Yuri Gagarin, the first man in Space died in an air crash that took place March 27, 1968. Gagarin and his flight instructor Vladimir Seryogin died when their MiG-15, according to government investigation, tried to avoid a "foreign object" and crashed near the town of Novoselovo, about 90 km from Moscow. The exact cause and details of the crash remained unknown until a few days back when fellow cosmonaut Alexey Leonov, the first man to conduct a spacewalk in 1965, revealed details about the crash.
Russia Today, the tabloid which interviewed Leonov , reported that he had been requesting the government for permission to reveal details about Gagarin's plane crash for the past 20 years, and only recently he got the final go ahead, almost 45 years after Gagarin's death
In the interview, Leonov revealed that an "unauthorized" Sukhoi fighter jet flew too close to Gagarin's jet disrupting its path, causing it to spin and finally crash.
"We knew that a Su-15 was scheduled to be tested that day, but it was supposed to be flying at the altitude of 10,000 meters or higher, not 450-500 meters. It was a violation of the flight procedure," he told Russia Today.
Leonov revealed that the plane spiraled at 750 km/hour before finally crashing. The cosmonaut, however, didn't divulge the name of the pilot of the Sukhoi fighter jet.

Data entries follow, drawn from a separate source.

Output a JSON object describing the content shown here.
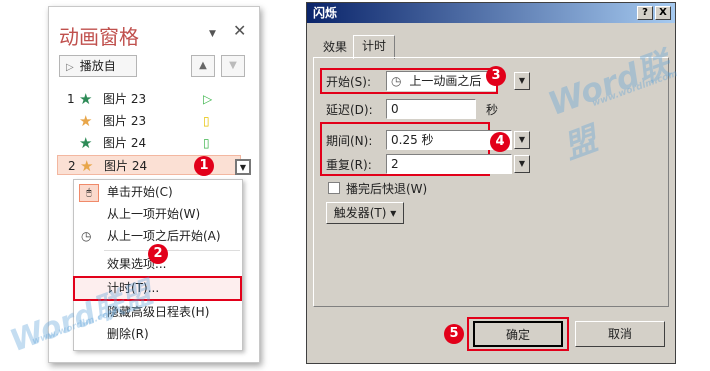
{
  "pane": {
    "title": "动画窗格",
    "dropdown_glyph": "▼",
    "close_glyph": "✕",
    "play_label": "播放自",
    "rows": [
      {
        "num": "1",
        "star": "★",
        "star_color": "#2e8b57",
        "name": "图片 23",
        "mark": "▷",
        "mark_color": "#3cb44b"
      },
      {
        "num": "",
        "star": "★",
        "star_color": "#e8a64a",
        "name": "图片 23",
        "mark": "▯",
        "mark_color": "#e6c200"
      },
      {
        "num": "",
        "star": "★",
        "star_color": "#2e8b57",
        "name": "图片 24",
        "mark": "▯",
        "mark_color": "#3cb44b"
      },
      {
        "num": "2",
        "star": "★",
        "star_color": "#e8a64a",
        "name": "图片 24",
        "mark": "",
        "mark_color": "#3cb44b"
      }
    ]
  },
  "menu": {
    "items": [
      "单击开始(C)",
      "从上一项开始(W)",
      "从上一项之后开始(A)",
      "效果选项...",
      "计时(T)...",
      "隐藏高级日程表(H)",
      "删除(R)"
    ]
  },
  "dialog": {
    "title": "闪烁",
    "help_glyph": "?",
    "close_glyph": "X",
    "tabs": [
      "效果",
      "计时"
    ],
    "start_label": "开始(S):",
    "start_value": "上一动画之后",
    "delay_label": "延迟(D):",
    "delay_value": "0",
    "delay_unit": "秒",
    "period_label": "期间(N):",
    "period_value": "0.25 秒",
    "repeat_label": "重复(R):",
    "repeat_value": "2",
    "rewind_label": "播完后快退(W)",
    "trigger_label": "触发器(T) ▾",
    "ok_label": "确定",
    "cancel_label": "取消"
  },
  "callouts": [
    "1",
    "2",
    "3",
    "4",
    "5"
  ],
  "watermark": {
    "text": "Word联盟",
    "url": "www.wordlm.com"
  },
  "colors": {
    "accent": "#e2001a",
    "pane_title": "#c0504d",
    "titlebar": "#0a246a"
  }
}
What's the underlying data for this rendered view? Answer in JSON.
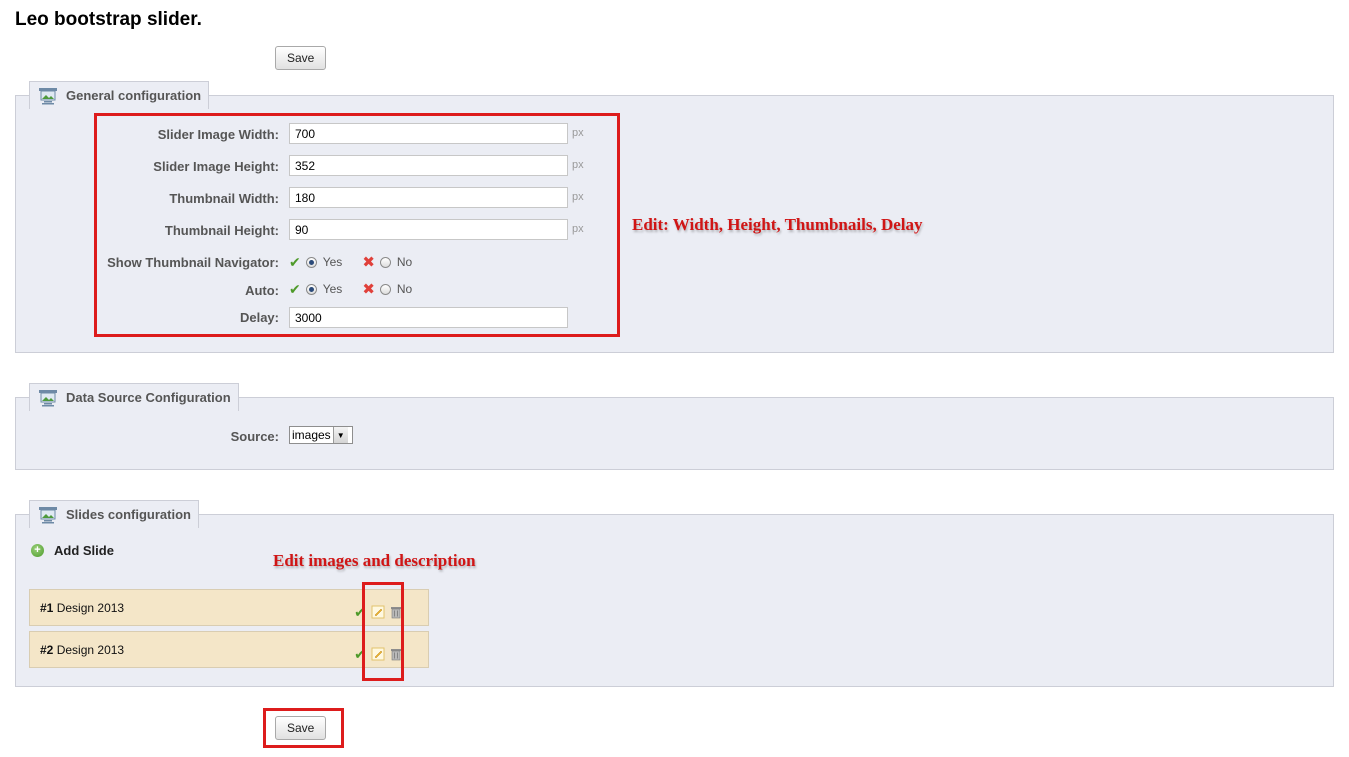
{
  "page": {
    "title": "Leo bootstrap slider."
  },
  "buttons": {
    "save_top": "Save",
    "save_bottom": "Save"
  },
  "general": {
    "legend": "General configuration",
    "fields": [
      {
        "label": "Slider Image Width:",
        "value": "700",
        "unit": "px"
      },
      {
        "label": "Slider Image Height:",
        "value": "352",
        "unit": "px"
      },
      {
        "label": "Thumbnail Width:",
        "value": "180",
        "unit": "px"
      },
      {
        "label": "Thumbnail Height:",
        "value": "90",
        "unit": "px"
      }
    ],
    "radios": [
      {
        "label": "Show Thumbnail Navigator:",
        "yes": "Yes",
        "no": "No",
        "selected": "Yes"
      },
      {
        "label": "Auto:",
        "yes": "Yes",
        "no": "No",
        "selected": "Yes"
      }
    ],
    "delay": {
      "label": "Delay:",
      "value": "3000"
    }
  },
  "datasource": {
    "legend": "Data Source Configuration",
    "source_label": "Source:",
    "source_value": "images"
  },
  "slides": {
    "legend": "Slides configuration",
    "add_label": "Add Slide",
    "items": [
      {
        "num": "#1",
        "name": "Design 2013"
      },
      {
        "num": "#2",
        "name": "Design 2013"
      }
    ]
  },
  "annotations": {
    "edit_general": "Edit: Width, Height, Thumbnails, Delay",
    "edit_images": "Edit images and description",
    "color": "#dd1c1c"
  },
  "icons": {
    "legend_icon": "image-config-icon",
    "check": "checkmark-icon",
    "cross": "cross-icon",
    "edit": "pencil-icon",
    "delete": "trash-icon",
    "add": "plus-circle-icon"
  }
}
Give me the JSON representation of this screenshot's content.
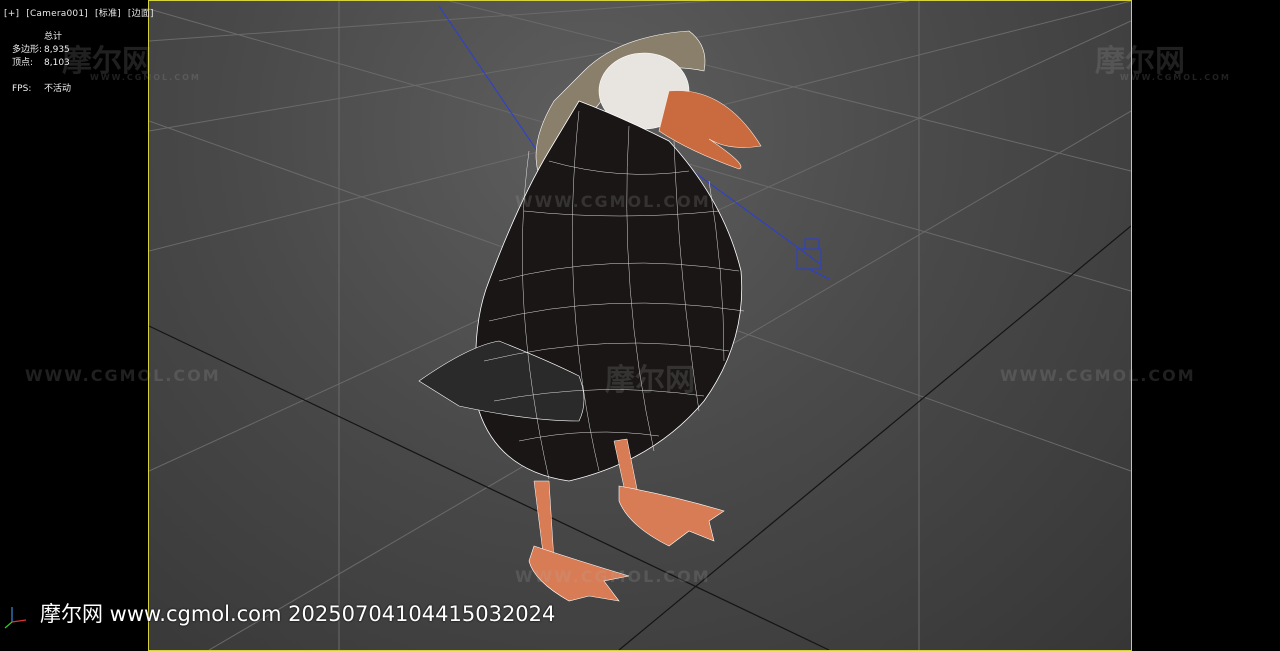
{
  "viewport_label": {
    "plus": "[+]",
    "camera": "[Camera001]",
    "shading": "[标准]",
    "edges": "[边面]"
  },
  "stats": {
    "header": "总计",
    "polygons_label": "多边形:",
    "polygons_value": "8,935",
    "vertices_label": "顶点:",
    "vertices_value": "8,103",
    "fps_label": "FPS:",
    "fps_value": "不活动"
  },
  "watermark": {
    "logo": "摩尔网",
    "url": "WWW.CGMOL.COM",
    "url_small": "WWW.CGMOL.COM"
  },
  "caption": "摩尔网 www.cgmol.com 20250704104415032024",
  "colors": {
    "frame_border": "#d6d23a",
    "wire": "#ffffff",
    "body": "#1a1616",
    "beak": "#c96b3f",
    "feet": "#d87c55",
    "light_gizmo": "#2a3fd6"
  }
}
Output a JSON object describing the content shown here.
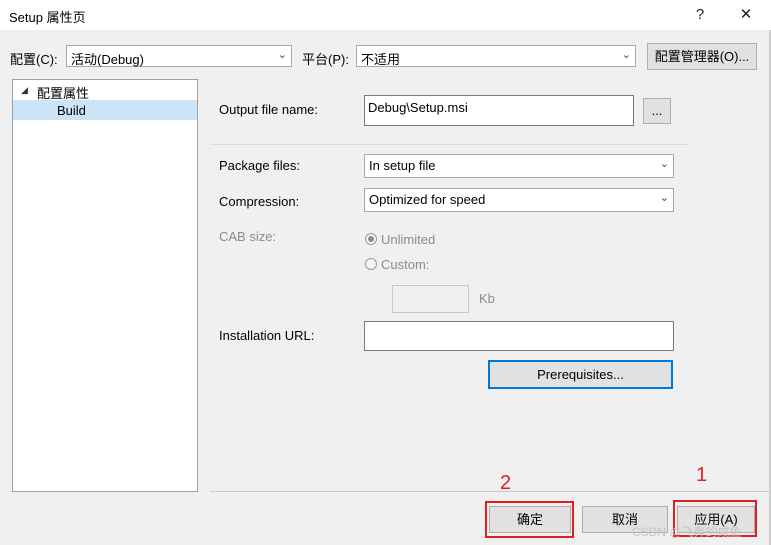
{
  "window": {
    "title": "Setup 属性页",
    "help_label": "?",
    "close_label": "✕"
  },
  "config_bar": {
    "config_label": "配置(C):",
    "config_value": "活动(Debug)",
    "platform_label": "平台(P):",
    "platform_value": "不适用",
    "manager_button": "配置管理器(O)..."
  },
  "tree": {
    "root_toggle": "◢",
    "root_label": "配置属性",
    "child_label": "Build"
  },
  "form": {
    "output_label": "Output file name:",
    "output_value": "Debug\\Setup.msi",
    "browse_button": "...",
    "package_label": "Package files:",
    "package_value": "In setup file",
    "compression_label": "Compression:",
    "compression_value": "Optimized for speed",
    "cab_label": "CAB size:",
    "unlimited_label": "Unlimited",
    "custom_label": "Custom:",
    "custom_value": "",
    "kb_label": "Kb",
    "install_url_label": "Installation URL:",
    "install_url_value": "",
    "prereq_button": "Prerequisites..."
  },
  "footer": {
    "ok_button": "确定",
    "cancel_button": "取消",
    "apply_button": "应用(A)",
    "annotation_1": "1",
    "annotation_2": "2",
    "watermark": "CSDN @飞奔的咸鱼"
  },
  "colors": {
    "annotation_red": "#e02020",
    "selection": "#cce4f7",
    "button_focus": "#0078d7"
  }
}
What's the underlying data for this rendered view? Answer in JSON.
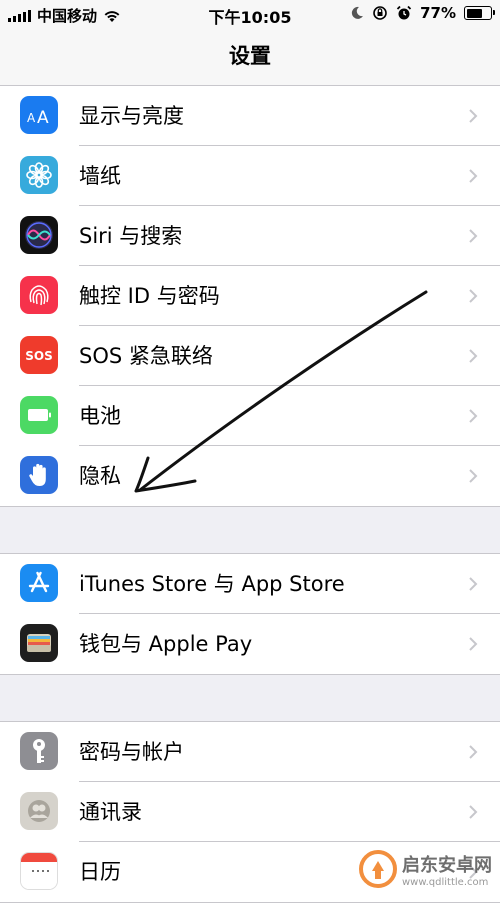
{
  "status_bar": {
    "carrier": "中国移动",
    "time": "下午10:05",
    "battery_percent": "77%",
    "battery_level": 0.77
  },
  "nav": {
    "title": "设置"
  },
  "groups": [
    [
      {
        "label": "显示与亮度",
        "icon": "display-brightness-icon",
        "color": "#1a7bf0"
      },
      {
        "label": "墙纸",
        "icon": "wallpaper-icon",
        "color": "#37aadc"
      },
      {
        "label": "Siri 与搜索",
        "icon": "siri-icon",
        "color": "#1c1c2e"
      },
      {
        "label": "触控 ID 与密码",
        "icon": "fingerprint-icon",
        "color": "#f6324b"
      },
      {
        "label": "SOS 紧急联络",
        "icon": "sos-icon",
        "color": "#ef3b2c",
        "icon_text": "SOS"
      },
      {
        "label": "电池",
        "icon": "battery-icon",
        "color": "#4cd964"
      },
      {
        "label": "隐私",
        "icon": "privacy-hand-icon",
        "color": "#2f6fdc"
      }
    ],
    [
      {
        "label": "iTunes Store 与 App Store",
        "icon": "app-store-icon",
        "color": "#1b8cf2"
      },
      {
        "label": "钱包与 Apple Pay",
        "icon": "wallet-icon",
        "color": "#1e1e1e"
      }
    ],
    [
      {
        "label": "密码与帐户",
        "icon": "key-icon",
        "color": "#8e8e93"
      },
      {
        "label": "通讯录",
        "icon": "contacts-icon",
        "color": "#c9c7c2"
      },
      {
        "label": "日历",
        "icon": "calendar-icon",
        "color": "#ffffff"
      }
    ]
  ],
  "watermark": {
    "brand": "启东安卓网",
    "site": "www.qdlittle.com"
  }
}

Explaining the years of secrecy that surrounded Gagarin's death, Leonov speculated that it could be because the existence of "a lapse so close to Moscow" needed to remain hidden information.
Previously, Leonov hinted about a Sukhoi jet that may have been flying below its minimum allowed altitude in his 2004 book "Two Sides of the Moon." On the day of the crash Leonov had been flying a helicopter in the same area and had heard "two loud booms in the distance".